Mais j'ai un doute : arnaque ou… PEBKAC.
Une cliente, victime d'un malware plutôt envahissant, demande conseil à une amie. Celle-ci lui propose de « restaurer le système à une date antérieure ». Ma cliente n'a retenu que la fin de la phrase, est rentrée chez elle, a cliqué sur l'horloge et a changé la date.
Puis, devant l'absence de résultat, elle m'a appelé. PEBKAC.
Afin d'obtenir de l'aide sur l'un de mes appareils, je décide de poster sur un forum spécialisé.
Je crée donc mon compte (pseudo, adresse e-mail et mot de passe) et j'attends la réception du message de validation. Rien d'anormal… sauf l'URL de validation qui contient à la fois le pseudo ET le mot de passe (en clair donc).
La sécurité doit être en option chez eux, à la vue de ce… PEBKAC.
Décidément, la faculté est une mine à PEBKAC. Demain c'est la rentrée, et personne n'a reçu ses emplois du temps. Dans la précipitation, le stress et le poids de l'avenir de la patrie sur ses épaules, la secrétaire vient d'envoyer un e-mail à 590 étudiants (si je le sais, c'est du fait que les destinataires n'étaient pas en copie cachée) incluant 18 pièces jointes, et totalisant 13 Mo. PEBKAC.
Mon professeur de physique/chimie a décidé d'ouvrir un blog pour publier ses cours. Malheureusement, il les publie au format *.odt (je me ne plains pas, c'est un format ouvert) plutôt qu'en PDF. De plus, certaines pages sont en 404.
L'enfer est toujours pavé de bonnes intentions. PEBKAC.
Nouveau cours avec ma prof' d'informatique qui doit nous apprendre les bases du langage C. Elle commence par nous présenter le fameux
printf("Hello World
");. Jusque là tout se passe bien, jusqu'à ce que nous arrivions aux fichiers Header.
Elle nous écrit au tableau qu'un fichier header, lors de sa création, se nomme comme ceci :
nomFichier.hex.
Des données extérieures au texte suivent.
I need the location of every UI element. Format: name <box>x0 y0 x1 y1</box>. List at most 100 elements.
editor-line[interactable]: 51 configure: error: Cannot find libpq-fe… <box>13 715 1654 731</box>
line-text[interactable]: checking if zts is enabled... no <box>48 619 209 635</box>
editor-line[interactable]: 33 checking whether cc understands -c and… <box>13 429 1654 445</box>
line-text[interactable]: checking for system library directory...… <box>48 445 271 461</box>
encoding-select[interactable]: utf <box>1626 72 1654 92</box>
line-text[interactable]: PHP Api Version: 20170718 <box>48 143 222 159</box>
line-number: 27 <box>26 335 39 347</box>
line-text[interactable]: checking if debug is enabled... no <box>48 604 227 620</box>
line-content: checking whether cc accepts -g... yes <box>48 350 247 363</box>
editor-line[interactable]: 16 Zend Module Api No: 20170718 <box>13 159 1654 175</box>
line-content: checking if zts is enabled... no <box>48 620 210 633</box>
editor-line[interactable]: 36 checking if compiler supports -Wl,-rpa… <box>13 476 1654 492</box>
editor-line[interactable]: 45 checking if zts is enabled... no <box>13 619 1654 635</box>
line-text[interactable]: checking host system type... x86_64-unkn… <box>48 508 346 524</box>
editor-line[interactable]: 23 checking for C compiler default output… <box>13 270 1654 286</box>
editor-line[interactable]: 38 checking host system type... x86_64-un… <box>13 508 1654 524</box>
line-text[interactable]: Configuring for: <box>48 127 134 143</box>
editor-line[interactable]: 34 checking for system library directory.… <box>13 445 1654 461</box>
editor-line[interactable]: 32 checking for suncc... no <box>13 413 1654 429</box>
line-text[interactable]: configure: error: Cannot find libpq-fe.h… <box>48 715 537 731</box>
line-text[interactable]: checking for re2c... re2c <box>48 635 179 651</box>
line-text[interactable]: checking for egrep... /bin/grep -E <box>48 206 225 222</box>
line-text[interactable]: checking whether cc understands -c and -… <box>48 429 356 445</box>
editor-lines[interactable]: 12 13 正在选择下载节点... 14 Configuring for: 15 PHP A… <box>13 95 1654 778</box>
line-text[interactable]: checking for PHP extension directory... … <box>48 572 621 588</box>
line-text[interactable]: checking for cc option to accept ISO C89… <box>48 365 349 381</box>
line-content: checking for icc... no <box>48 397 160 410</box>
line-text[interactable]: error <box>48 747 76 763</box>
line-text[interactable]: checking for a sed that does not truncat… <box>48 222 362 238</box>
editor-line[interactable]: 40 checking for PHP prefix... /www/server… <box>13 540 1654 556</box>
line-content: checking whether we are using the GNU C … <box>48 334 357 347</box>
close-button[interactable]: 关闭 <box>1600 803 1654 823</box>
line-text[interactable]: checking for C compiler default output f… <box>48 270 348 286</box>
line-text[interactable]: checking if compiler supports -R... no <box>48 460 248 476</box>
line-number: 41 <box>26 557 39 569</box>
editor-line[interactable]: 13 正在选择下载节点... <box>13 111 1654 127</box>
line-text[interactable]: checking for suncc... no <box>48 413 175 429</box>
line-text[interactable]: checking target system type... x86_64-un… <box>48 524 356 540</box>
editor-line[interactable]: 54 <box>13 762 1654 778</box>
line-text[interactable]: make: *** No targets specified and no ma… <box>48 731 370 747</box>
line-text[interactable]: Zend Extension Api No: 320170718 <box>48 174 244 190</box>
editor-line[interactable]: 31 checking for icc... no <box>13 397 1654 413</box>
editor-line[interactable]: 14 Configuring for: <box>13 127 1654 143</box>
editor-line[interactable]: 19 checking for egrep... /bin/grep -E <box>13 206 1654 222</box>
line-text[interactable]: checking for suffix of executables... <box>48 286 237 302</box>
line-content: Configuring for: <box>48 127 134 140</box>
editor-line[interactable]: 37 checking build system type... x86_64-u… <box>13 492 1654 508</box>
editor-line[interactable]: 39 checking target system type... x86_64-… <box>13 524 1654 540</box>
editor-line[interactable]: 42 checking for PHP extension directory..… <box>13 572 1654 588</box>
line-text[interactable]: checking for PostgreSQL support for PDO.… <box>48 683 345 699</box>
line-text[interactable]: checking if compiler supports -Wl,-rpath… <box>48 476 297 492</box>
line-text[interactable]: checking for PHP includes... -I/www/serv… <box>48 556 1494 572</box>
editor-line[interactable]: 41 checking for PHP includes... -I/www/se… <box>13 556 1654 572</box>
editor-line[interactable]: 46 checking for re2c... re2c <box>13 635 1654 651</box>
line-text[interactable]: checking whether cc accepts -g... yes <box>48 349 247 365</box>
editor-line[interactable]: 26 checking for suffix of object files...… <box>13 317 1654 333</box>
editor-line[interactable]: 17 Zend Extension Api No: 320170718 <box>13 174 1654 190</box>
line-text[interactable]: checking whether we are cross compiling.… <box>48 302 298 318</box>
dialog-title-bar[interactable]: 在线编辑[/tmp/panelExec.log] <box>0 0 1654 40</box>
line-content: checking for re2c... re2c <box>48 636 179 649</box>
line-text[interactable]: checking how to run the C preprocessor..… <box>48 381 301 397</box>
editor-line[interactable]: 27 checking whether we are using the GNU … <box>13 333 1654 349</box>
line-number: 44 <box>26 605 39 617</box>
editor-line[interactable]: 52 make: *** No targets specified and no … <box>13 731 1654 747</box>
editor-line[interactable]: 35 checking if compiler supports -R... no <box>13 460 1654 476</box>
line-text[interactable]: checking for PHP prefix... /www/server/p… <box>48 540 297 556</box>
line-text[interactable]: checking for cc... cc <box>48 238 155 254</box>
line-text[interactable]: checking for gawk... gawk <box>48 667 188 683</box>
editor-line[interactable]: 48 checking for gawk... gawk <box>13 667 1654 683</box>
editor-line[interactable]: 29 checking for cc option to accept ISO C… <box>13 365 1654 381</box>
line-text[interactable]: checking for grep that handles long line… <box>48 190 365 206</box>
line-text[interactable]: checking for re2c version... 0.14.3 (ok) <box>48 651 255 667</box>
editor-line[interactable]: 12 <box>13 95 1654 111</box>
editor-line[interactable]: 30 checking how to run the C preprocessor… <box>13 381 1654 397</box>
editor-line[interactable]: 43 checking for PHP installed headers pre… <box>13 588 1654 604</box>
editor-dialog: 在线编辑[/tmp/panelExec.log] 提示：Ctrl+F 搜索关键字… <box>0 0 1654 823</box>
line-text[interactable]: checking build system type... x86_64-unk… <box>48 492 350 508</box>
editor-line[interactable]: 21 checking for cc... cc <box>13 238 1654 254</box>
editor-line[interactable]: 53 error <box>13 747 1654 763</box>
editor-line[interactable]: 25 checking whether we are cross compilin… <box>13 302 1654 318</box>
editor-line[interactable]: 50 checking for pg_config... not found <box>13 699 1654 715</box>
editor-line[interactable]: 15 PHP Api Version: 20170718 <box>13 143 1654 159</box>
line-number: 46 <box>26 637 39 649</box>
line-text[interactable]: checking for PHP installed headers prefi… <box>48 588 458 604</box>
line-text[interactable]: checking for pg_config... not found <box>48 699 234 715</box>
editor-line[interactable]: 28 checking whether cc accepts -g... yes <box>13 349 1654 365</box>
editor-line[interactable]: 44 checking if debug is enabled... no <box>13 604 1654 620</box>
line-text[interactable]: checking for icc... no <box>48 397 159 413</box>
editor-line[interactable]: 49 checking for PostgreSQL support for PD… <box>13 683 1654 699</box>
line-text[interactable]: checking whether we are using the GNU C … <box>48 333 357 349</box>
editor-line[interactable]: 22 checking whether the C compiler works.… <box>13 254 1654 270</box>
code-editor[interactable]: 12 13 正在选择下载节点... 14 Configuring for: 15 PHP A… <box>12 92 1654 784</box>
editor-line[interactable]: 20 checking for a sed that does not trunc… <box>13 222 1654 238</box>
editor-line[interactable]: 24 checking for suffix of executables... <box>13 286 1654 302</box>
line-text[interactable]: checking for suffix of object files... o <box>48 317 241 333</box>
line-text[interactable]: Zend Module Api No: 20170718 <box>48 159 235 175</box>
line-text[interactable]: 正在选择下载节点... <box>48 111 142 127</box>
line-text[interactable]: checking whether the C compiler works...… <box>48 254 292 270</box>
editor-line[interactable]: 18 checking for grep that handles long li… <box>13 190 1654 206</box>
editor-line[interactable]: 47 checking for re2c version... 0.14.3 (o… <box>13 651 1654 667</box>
Je lui fais alors remarquer que ce n'est pas le cas, et qu'il faut seulement mettre
.h comme extension.
Elle me rétorque aussitôt que c'est faux, et qu'elle a encore revu cela dans ses livres de profs (?).
Ce n'est qu'après de longues minutes d'explications acharnées et de visites sur plusieurs sites spécialisés, qu'elle a enfin admis son erreur – à demi-mot – sans même me remercier. PEBKAC.
Un ami a appris de je-ne-sais-qui que je suis un « hacker » (ce qui est me prêter beaucoup de talents, soit dit en passant…), et me met au défi de « cracker son adresse IP ».
Je lui demande donc s'il sait au moins ce qu'est une adresse IP. Il m'a répondu : « Bien sûr que je le sais, et la mienne, c'est 06 43 XX XX XX ! ». PEBKAC.
Les « informaticiens » de mon lycée, pour supprimer le bruit émis par les ordinateurs, ont décidé de retirer tous les ventilateurs des unités centrales. C'est drôle, les professeurs s'étonnent qu'ils s'éteignent tous seuls, d'un coup sans prévenir, lorsque la température grimpe dans la salle. PEBKAC.